48. What happens if you refuse to lease where a driller wants to drill, and you don't own all the mineral rights? If interested, this thread provides a bit of accurate (and inaccurate) information.

49. What are the rules regarding temporary spacing?
A temp. spacing app. leads to a hearing which results in a approval or  denial of the app.  If approved, the temp. spacing order remains in effect  until further order of the NDIC.  If temporary spacing is involved, after  production is established in the "pool" on any of the temp. spaced units, a proper (permanent) spacing hearing is supposed to be scheduled by the NDIC. Right now, the proper spacing hearing is to occur 18 months after that first production.  The proposed new rules change it to three years.  Only one permanent spacing hearing is held for all the temp. spaced units in the entire field.  -- per Teegue, September 30, 2011.
50. Is there enough water for fracking in western North Dakota? More than enough water. Also: water is the least of our concerns.

51. Can you give me an example of how big a royalty check should be by owning "fill in the blank with the amount of mineral acres you own."
A mineral rights owner in North Dakota might mention over a cup of coffee that she gets "a 1/8 royalty" on her mineral rights That individual might have no idea what that means; I certainly did not know what it meant years ago when my dad would tell me that he would get 1/8th royalty if they struck oil where he owned mineral rights.

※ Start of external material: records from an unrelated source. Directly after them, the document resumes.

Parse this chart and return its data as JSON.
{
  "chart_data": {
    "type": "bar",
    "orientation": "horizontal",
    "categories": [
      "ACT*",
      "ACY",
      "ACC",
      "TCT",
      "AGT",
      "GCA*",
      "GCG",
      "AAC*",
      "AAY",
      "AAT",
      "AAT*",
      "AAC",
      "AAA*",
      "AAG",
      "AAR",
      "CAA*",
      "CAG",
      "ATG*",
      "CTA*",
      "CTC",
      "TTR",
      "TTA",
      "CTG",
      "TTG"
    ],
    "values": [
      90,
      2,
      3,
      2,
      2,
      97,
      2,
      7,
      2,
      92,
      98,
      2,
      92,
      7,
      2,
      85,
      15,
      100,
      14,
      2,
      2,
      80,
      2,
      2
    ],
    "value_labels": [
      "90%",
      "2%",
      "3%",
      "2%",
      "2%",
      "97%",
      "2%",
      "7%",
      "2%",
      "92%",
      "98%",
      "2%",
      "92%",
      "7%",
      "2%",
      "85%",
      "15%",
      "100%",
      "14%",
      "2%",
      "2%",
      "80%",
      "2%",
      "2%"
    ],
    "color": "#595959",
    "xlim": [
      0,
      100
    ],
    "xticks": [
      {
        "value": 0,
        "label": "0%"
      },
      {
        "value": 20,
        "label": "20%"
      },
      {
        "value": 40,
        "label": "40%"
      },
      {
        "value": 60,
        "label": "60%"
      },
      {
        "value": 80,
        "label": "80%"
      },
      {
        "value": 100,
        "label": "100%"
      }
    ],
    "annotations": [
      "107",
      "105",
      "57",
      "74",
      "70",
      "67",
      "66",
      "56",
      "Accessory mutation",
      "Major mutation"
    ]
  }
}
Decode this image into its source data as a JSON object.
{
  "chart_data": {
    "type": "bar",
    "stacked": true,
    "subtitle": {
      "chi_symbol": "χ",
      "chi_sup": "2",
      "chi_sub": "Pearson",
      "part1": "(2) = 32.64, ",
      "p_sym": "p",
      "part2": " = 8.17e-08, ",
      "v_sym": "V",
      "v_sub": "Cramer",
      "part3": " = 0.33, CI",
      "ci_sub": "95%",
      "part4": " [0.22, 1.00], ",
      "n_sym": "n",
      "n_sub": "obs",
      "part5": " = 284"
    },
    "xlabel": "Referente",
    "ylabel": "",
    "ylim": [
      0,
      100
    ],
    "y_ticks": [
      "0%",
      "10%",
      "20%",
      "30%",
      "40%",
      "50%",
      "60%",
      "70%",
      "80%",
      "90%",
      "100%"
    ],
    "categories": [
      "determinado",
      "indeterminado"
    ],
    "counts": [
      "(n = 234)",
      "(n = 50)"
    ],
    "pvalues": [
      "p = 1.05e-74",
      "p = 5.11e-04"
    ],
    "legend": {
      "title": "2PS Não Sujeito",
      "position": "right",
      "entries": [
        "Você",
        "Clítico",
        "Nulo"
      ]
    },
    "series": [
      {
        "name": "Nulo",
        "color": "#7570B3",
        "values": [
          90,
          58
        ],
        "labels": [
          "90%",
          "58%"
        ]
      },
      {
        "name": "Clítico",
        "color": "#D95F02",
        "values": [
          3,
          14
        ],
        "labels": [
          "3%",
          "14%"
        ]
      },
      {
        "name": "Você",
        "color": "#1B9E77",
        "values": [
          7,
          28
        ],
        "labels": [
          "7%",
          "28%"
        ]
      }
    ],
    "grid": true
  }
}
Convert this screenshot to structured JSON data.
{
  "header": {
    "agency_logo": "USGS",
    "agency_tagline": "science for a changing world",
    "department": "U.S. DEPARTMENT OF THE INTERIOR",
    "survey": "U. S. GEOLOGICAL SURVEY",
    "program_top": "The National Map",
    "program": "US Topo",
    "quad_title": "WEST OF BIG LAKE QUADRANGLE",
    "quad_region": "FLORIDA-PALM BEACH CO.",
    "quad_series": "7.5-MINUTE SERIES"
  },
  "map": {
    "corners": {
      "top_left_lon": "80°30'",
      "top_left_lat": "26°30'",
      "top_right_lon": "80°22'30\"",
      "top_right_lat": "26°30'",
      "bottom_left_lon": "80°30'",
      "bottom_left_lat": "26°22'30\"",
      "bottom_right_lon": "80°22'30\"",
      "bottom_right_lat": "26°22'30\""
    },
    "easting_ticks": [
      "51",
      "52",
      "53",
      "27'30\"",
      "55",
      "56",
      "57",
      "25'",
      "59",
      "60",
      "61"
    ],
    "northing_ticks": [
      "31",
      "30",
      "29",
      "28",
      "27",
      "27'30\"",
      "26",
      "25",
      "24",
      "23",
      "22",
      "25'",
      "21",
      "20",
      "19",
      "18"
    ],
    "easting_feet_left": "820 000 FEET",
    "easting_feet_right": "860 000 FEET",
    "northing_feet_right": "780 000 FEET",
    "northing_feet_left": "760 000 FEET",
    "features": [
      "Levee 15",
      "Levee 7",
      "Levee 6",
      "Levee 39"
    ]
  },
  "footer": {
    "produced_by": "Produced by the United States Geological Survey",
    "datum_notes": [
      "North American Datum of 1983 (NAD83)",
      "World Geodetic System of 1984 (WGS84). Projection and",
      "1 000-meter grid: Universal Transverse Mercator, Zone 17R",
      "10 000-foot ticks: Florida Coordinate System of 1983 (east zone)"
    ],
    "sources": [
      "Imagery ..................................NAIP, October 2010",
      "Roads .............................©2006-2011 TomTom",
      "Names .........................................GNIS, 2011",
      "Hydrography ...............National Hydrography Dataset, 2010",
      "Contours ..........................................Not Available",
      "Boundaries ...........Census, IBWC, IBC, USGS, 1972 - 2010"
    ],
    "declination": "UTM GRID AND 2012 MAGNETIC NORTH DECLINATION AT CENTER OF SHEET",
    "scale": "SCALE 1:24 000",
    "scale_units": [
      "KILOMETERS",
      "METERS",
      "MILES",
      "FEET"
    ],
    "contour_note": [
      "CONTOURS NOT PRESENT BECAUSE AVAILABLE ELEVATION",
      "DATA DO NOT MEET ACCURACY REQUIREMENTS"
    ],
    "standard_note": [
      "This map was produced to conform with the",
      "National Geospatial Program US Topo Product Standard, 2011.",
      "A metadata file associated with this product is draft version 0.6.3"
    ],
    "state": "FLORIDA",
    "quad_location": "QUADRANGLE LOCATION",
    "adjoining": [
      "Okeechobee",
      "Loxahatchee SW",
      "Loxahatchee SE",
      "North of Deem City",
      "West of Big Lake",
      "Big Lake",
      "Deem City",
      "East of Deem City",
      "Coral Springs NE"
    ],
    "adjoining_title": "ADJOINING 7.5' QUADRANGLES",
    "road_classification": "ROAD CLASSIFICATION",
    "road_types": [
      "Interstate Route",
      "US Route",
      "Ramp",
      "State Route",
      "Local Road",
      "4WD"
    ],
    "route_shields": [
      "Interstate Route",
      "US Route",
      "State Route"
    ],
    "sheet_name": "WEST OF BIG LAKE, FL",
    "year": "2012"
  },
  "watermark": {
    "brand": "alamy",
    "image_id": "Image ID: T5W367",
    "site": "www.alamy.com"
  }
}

Here's not an uncommon example. Someone inherits or buys or is given 10 mineral acres. Let's say her well is spaced at 640 acres. Therefore, the mineral owner with 10 mineral acres has 1.56% of the 640 acres. Of that percent, the mineral rights owner will get 1/8th royalty (or 12.5%) of the oil. If one multiplies those two numbers (1.56% x 12.5%) one owns 0.20 percent of the oil that comes out of that well. It is not unusual for a Bakken well in North Dakota to produce about 300 barrels/day for the first month, but declines quickly after that. Multiplying the 300 barrels by the 0.20 percent (300 * 0.002) one gets 0.6 barrel/day. At $60/barrel, that would work out to about $36/day, or about $1,080/month. I don't know the tax penalty, but a 12% extraction tax would not be unreasonable so, at least $135 would be taken out by the state before you got your royalty check. There may be other taxes/fees I am not aware of, but at least that's a start. How much would it have cost you to buy those 10 mineral acres in the first place? At $2,000/acre it could have cost you $20,000 and there is every possibility that the land would never be drilled on. [Since the original posting, the wells have become significantly better. It is not unusual for a good well to produce 100,000 barrels in the first six months. If you have such a well, 0.002 x 100,000 bbls = 200 barrels. At $70/bbl, that could be as much as $14,000 for the first six months of production. Update, February 8, 2011.]

I am no authority or expert on this, so I could be wrong, but this is my limited understanding.  It will be tedious, but there is a long discussion regarding royalty checks, the time line for receiving a royalty check, and other information at this site. When you get there, scroll down to the comments. Lots of interesting information.
52. What is meant by "operated" and "non-operated"?  Follow this link.

53. With regard to spacing, what does ICO mean? ICO = Industrial Commision Order. The driller requests an unusual size  or shape for a spacing unit. Requires an NDIC hearing for approval.